It's been a long time since I have seen a firefox crash on Linux.
What's killing me is the memory leak that just renders the whole computer unusable and almost frozen. Almost because if I can grab a terminal and killall firefox then I get the machine back.
I've been encountering a similar memory leak on Windows, so I don't know if it's really related to Linux.
What I do know is that the way Linux GUI distros deal with low memory situations is absolutely garbage. The new systemd OOM daemon that's shipping with systemd 248 will hopefully improve this situation, but for now I'm left running nohang[1] on my dev machine, where I'm consistently running out of RAM (IntelliJ + tons of Java frameworks + huge React code base + a web browser all take up way too much space!). Enabling zRAM also seems to work, but I haven't measured the effectiveness of that yet. On my home PC with double the ram (32GiB) everything runs smoothly, but the way Linux on the desktop deals with OOM situations is still atrocious. Besides, none of these tools should be consuming such ungodly amounts of RAM anyway.
For server situations, Linux handles OOMs better than Windows, IMO. On desktop, the same strategy just doesn't work and only makes working on it more painful.
About year ago, i started to run Firefox in memory-limited cgroup (to 4 GB), so when it eats all the memory, it just locked itself (by thrashing pages at full SSD speed) and not the whole machine. It is done by:
Same here... I very rarely see Firefox crashing or a tab crashing on Linux. It happens once in a very rare while that I see a tab crashing but the whole browser never crashes.

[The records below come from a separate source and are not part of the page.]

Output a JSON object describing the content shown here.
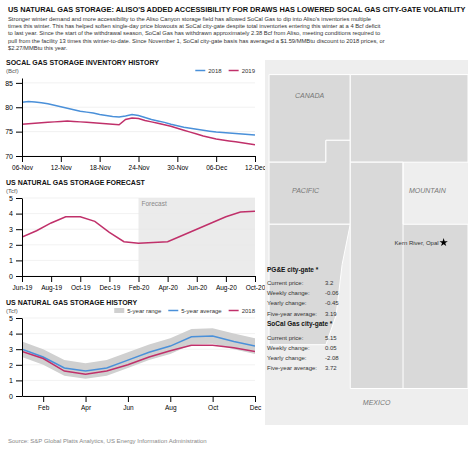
{
  "title": "US NATURAL GAS STORAGE: ALISO'S ADDED ACCESSIBILITY FOR DRAWS HAS LOWERED SOCAL GAS CITY-GATE VOLATILITY",
  "subtitle": [
    "Stronger winter demand and more accessibility to the Aliso Canyon storage field has allowed SoCal Gas to dip into Aliso's inventories multiple",
    "times this winter. This has helped soften single-day price blowouts at SoCal city-gate despite total inventories entering this winter at a 4 Bcf deficit",
    "to last year. Since the start of the withdrawal season, SoCal Gas has withdrawn approximately 2.38 Bcf from Aliso, meeting conditions required to",
    "pull from the facility 13 times this winter-to-date. Since November 1, SoCal city-gate basis has averaged a $1.59/MMBtu discount to 2018 prices, or",
    "$2.27/MMBtu this year."
  ],
  "source": "Source: S&P Global Platts Analytics, US Energy Information Administration",
  "chart_data": [
    {
      "type": "line",
      "title": "SOCAL GAS STORAGE INVENTORY HISTORY",
      "y_label": "(Bcf)",
      "categories": [
        "06-Nov",
        null,
        null,
        null,
        null,
        null,
        "12-Nov",
        null,
        null,
        null,
        null,
        null,
        "18-Nov",
        null,
        null,
        null,
        null,
        null,
        "24-Nov",
        null,
        null,
        null,
        null,
        null,
        "30-Nov",
        null,
        null,
        null,
        null,
        null,
        "06-Dec",
        null,
        null,
        null,
        null,
        null,
        "12-Dec"
      ],
      "series": [
        {
          "name": "2018",
          "color": "#4a90d9",
          "values": [
            81.0,
            81.2,
            81.1,
            80.9,
            80.7,
            80.4,
            80.1,
            79.8,
            79.5,
            79.2,
            79.0,
            78.8,
            78.5,
            78.3,
            78.1,
            78.0,
            78.2,
            78.5,
            78.3,
            77.9,
            77.5,
            77.2,
            76.9,
            76.5,
            76.2,
            75.9,
            75.7,
            75.5,
            75.3,
            75.1,
            74.9,
            74.8,
            74.7,
            74.6,
            74.5,
            74.4,
            74.3
          ]
        },
        {
          "name": "2019",
          "color": "#c0306a",
          "values": [
            76.5,
            76.6,
            76.7,
            76.8,
            76.9,
            77.0,
            77.1,
            77.2,
            77.1,
            77.0,
            76.9,
            76.8,
            76.7,
            76.6,
            76.5,
            76.4,
            77.5,
            77.8,
            77.7,
            77.3,
            77.0,
            76.7,
            76.4,
            76.1,
            75.7,
            75.3,
            74.9,
            74.5,
            74.1,
            73.8,
            73.5,
            73.3,
            73.1,
            72.9,
            72.7,
            72.5,
            72.3
          ]
        }
      ],
      "ylim": [
        70,
        86
      ],
      "yticks": [
        70,
        75,
        80,
        85
      ],
      "grid": true,
      "legend": "upper right"
    },
    {
      "type": "line",
      "title": "US NATURAL GAS STORAGE FORECAST",
      "y_label": "(Tcf)",
      "categories": [
        "Jun-19",
        null,
        "Aug-19",
        null,
        "Oct-19",
        null,
        "Dec-19",
        null,
        "Feb-20",
        null,
        "Apr-20",
        null,
        "Jun-20",
        null,
        "Aug-20",
        null,
        "Oct-20"
      ],
      "values": [
        2.5,
        2.9,
        3.4,
        3.8,
        3.8,
        3.5,
        2.8,
        2.2,
        2.1,
        2.15,
        2.2,
        2.6,
        3.0,
        3.4,
        3.8,
        4.1,
        4.15
      ],
      "color": "#c0306a",
      "ylim": [
        0,
        5
      ],
      "yticks": [
        0,
        1,
        2,
        3,
        4,
        5
      ],
      "grid": true,
      "annotations": [
        {
          "text": "Forecast",
          "from": "Feb-20",
          "color": "#ebebeb"
        }
      ]
    },
    {
      "type": "line",
      "title": "US NATURAL GAS STORAGE HISTORY",
      "y_label": "(Tcf)",
      "categories": [
        null,
        "Feb",
        null,
        "Apr",
        null,
        "Jun",
        null,
        "Aug",
        null,
        "Oct",
        null,
        "Dec"
      ],
      "series": [
        {
          "name": "5-year range",
          "type": "area",
          "color": "#d0d0d0",
          "low": [
            2.5,
            2.0,
            1.3,
            1.1,
            1.3,
            1.8,
            2.3,
            2.7,
            3.3,
            3.35,
            3.0,
            2.7
          ],
          "high": [
            3.5,
            3.0,
            2.3,
            2.1,
            2.3,
            2.8,
            3.3,
            3.7,
            4.3,
            4.35,
            4.0,
            3.7
          ]
        },
        {
          "name": "5-year average",
          "type": "line",
          "color": "#4a90d9",
          "values": [
            3.0,
            2.5,
            1.8,
            1.6,
            1.8,
            2.3,
            2.8,
            3.2,
            3.8,
            3.85,
            3.5,
            3.2
          ]
        },
        {
          "name": "2018",
          "type": "line",
          "color": "#c0306a",
          "values": [
            2.85,
            2.4,
            1.6,
            1.4,
            1.6,
            2.0,
            2.5,
            2.9,
            3.25,
            3.25,
            3.1,
            2.85
          ]
        }
      ],
      "ylim": [
        0,
        5
      ],
      "yticks": [
        0,
        1,
        2,
        3,
        4,
        5
      ],
      "grid": true,
      "legend": "upper right"
    }
  ],
  "annotations": [
    {
      "text": "CANADA"
    },
    {
      "text": "PACIFIC"
    },
    {
      "text": "MOUNTAIN"
    },
    {
      "text": "MEXICO"
    },
    {
      "text": "Kern River, Opal"
    },
    {
      "text": "PG&E city-gate  *",
      "rows": [
        {
          "label": "Current price:",
          "value": 3.2
        },
        {
          "label": "Weekly change:",
          "value": -0.06
        },
        {
          "label": "Yearly change:",
          "value": -0.45
        },
        {
          "label": "Five-year average:",
          "value": 3.19
        }
      ]
    },
    {
      "text": "SoCal Gas city-gate  *",
      "rows": [
        {
          "label": "Current price:",
          "value": 5.15
        },
        {
          "label": "Weekly change:",
          "value": 0.05
        },
        {
          "label": "Yearly change:",
          "value": -2.08
        },
        {
          "label": "Five-year average:",
          "value": 3.72
        }
      ]
    }
  ]
}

Memory leaks can be bad indeed and here are two tricks that work fine for me: either run Firefox inside a Docker container... Docker container on which I put CPU and RAM quota. It's IMO way easier than try to put resources quota directly on Firefox. The other one: Firefox has zero issues reopening all my tabs, so I simply kill it from the terminal when I see that it's going wild on memory. Now I've got 16 GB and Firefox rarely eats it all and it's usually not sudden: it's a slow bleed over the course of a few days... So when I get to something like 10 GB of memory used by just one Firefox instances (I typically run several Firefox instances, from different user accounts) , I just kill it and restart it, while choosing to reopening all the tabs (usually tens of tabs).
I'm sure there are other methods too but this works fine in my case so I haven't looked much into it.
I also notice the mem leaks, but I can usually leave my Firefox process running until there is the next update to install.
What works for me is having the `about:memory` tab open and clicking on "Minimize memory usage" at the end of the day when I suspend the machine. And, I have a lot of tabs and windows open, strewn over various virtual desktops. Though most tabs are not loaded but more expensive bookmarks, but I have no add-on which actively unloads tabs.
When things get bad, check about:memory and check out which process is using all the memory, and for what. It may just be some Web application you use that has a leak of its own.
To be fair to Mozilla this firefox bug having the effect of rendering the "whole computer unusable and almost frozen" is 100% a Linux bug/feature. Programs have bugs and memory leaks. The OS has to handle cases where they do. This is what the OS does when it happens here.
What's killing me is the memory leak that just renders the whole computer unusable and almost frozen. Almost because if I can grab a terminal and killall firefox then I get the machine back.